Forum Discussion

Altera_Forum's avatar
Altera_Forum
Icon for Honored Contributor rankHonored Contributor
8 years ago

how to understand burst sizes info from profiler

hi,

The profiler is showing me the following measurements for the read on the "K_contributors" global arg:

Bandwidth: 0.1 MB/s, 100 % efficiency

Average Burst Size: 2.0

(Max Burst size: 16 )


// THIS IS A SINGLE WORK-ITEM KERNEL# define MAX_CONTRIBUTORS 8128
void Krnl_IntraE(...
         __global const char3* restrict K_contributors,
)
{
    __local char3  localcache   ;
    for (ushort i=0; i<MAX_CONTRIBUTORS; i++) {
         localcache  = K_contributors ;    
    }
...
}

As the loop-index "i" is increased consecutively, I expected larger burst sizes than 2.

is there any explanation for this?

2 Replies

  • Altera_Forum's avatar
    Altera_Forum
    Icon for Honored Contributor rankHonored Contributor

    You should unroll the loop so that the compiler would infer a wider port to memory, allowing for larger burst size. There is little to no runtime coalescing done for single work-item kernels and hence, you should not expect a large burst size without unrolling, just because the accesses are consecutive.

  • Altera_Forum's avatar
    Altera_Forum
    Icon for Honored Contributor rankHonored Contributor

    1. Why Bandwidth is 0.1MB/s??Is there something wrong with profiler?
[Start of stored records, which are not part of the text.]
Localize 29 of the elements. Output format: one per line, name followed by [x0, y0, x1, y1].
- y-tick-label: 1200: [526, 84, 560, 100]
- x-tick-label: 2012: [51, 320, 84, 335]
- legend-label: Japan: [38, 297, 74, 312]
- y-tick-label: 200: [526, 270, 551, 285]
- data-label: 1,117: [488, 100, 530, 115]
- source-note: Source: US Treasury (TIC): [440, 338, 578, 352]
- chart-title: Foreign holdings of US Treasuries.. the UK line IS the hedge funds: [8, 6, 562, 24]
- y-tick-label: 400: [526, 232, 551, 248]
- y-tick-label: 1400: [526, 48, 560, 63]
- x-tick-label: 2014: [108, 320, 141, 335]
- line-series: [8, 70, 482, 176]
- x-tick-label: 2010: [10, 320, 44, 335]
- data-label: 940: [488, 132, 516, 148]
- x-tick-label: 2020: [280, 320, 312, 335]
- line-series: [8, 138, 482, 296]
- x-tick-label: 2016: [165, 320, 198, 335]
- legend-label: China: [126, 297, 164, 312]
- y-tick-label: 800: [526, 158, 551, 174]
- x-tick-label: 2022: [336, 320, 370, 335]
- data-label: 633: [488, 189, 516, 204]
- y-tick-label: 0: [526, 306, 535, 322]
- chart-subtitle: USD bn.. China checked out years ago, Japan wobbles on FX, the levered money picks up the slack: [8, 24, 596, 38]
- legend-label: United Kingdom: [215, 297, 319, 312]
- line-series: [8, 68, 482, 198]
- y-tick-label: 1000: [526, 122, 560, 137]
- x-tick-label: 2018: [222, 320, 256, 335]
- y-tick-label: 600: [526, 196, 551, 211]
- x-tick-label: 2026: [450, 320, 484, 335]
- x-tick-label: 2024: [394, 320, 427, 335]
I also encounter this problem in quartus 17.0

    2. I have my kernel code like

    typedef struct{

    float a[20];

    }A

    __kernel foo(__global *A data){

    A localdata[100];

    for(i=0;i<100;i++){

    localdata[i]=data[i+index];

    }

    }

    I expect every memory access will bust coalescing read global memory for 20 float, so Average Burst Size suppose larger than 1.

    but in profiler Average Burst Size shows only 4~6. how to increase my access efficiency?